L’Isis ha vietato ai sudditi che vivono nel Califfato di indossare scarpe e abbigliamento su cui appaia la scritta Nike, della nota azienda statunitense produttrice di calzature e indumenti sportivi. «La Nike è miscredente», affermano esponenti dell’Isis a Raqqa citati da fonti locali nella città nel nord della Siria. Non è chiaro se il divieto imposto dai jihadista riguardi solo i capi Nike originali o anche quelli contraffatti. Non è la prima volta che i seguaci del califfo al Baghdadi “diramano” direttive rivolte ai residenti nelle zone controllate: in passato è spuntato un “vademecum” per i reporter che volessero recarsi in quelle regioni dominate dall’Isis, o il tariffario per “gli schiavi cristiani”, in particolare donne e bambini.

Il codice penale dell’Isis

Alla fine del 2014 il Middle East Media Research Institute (Memri), ha scovato on line una sorta di “codice penale” dell’Isis che sancisce i reati “capitali” e le punizioni connesse. La blasfemia è punita con la morte: se contro il profeta Maometto non lascia scampo, anche in caso di pentimento del sacrilego. Non meno dura la sanzione per l’adulterio: lapidazione fino alla morte per gli sposati, 100 frustate e l’esilio per chi non avesse contratto matrimonio. E ancora: verranno messi a morte i colpevoli di sodomia, e in particolare di omosessualità, compresi le loro vittime. Stessa sorte per chi «spia in favore dei miscredenti».

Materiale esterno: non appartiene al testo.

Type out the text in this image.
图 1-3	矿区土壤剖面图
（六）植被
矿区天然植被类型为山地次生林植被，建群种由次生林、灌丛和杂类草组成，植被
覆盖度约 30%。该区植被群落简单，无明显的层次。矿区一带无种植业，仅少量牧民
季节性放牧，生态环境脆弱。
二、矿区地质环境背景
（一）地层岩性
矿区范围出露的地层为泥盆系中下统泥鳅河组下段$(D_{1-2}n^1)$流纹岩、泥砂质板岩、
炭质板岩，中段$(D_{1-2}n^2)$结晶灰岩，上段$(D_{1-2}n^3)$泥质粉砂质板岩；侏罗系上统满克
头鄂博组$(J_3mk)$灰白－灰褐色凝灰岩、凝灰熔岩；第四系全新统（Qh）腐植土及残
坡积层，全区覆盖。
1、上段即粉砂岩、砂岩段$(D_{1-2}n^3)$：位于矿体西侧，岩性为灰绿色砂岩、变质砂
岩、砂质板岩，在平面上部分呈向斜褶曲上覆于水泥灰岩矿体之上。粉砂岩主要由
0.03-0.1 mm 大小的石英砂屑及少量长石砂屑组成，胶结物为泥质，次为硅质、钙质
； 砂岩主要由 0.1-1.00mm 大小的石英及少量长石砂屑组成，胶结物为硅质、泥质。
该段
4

La pena capitale dell’Isis, la crocifissione

Morte per crocifissione a chi invece si macchia di omicidio e rapina – pena capitale ma senza crocifissione per chi “uccide soltanto” – nell’ambito dei reati connessi al “banditismo”. Tra questi anche l’amputazione di una mano e una gamba – mentre i”‘semplici” ladri perderanno solo un arto. Decine di frustate per chi e’ trovato a bere alcolici, a rubare, a diffamare. Il codice, hanno spiegato gli esperti del Memri è un «avviso e un promemoria per la popolazione che vive sotto la legge dello Stato islamico», e si rifà alla stessa osservanza della legge islamica, così come la interpretano i jihadisti, bollati come «senza Dio» dalle principali autorità religiose musulmane di ogni confessione.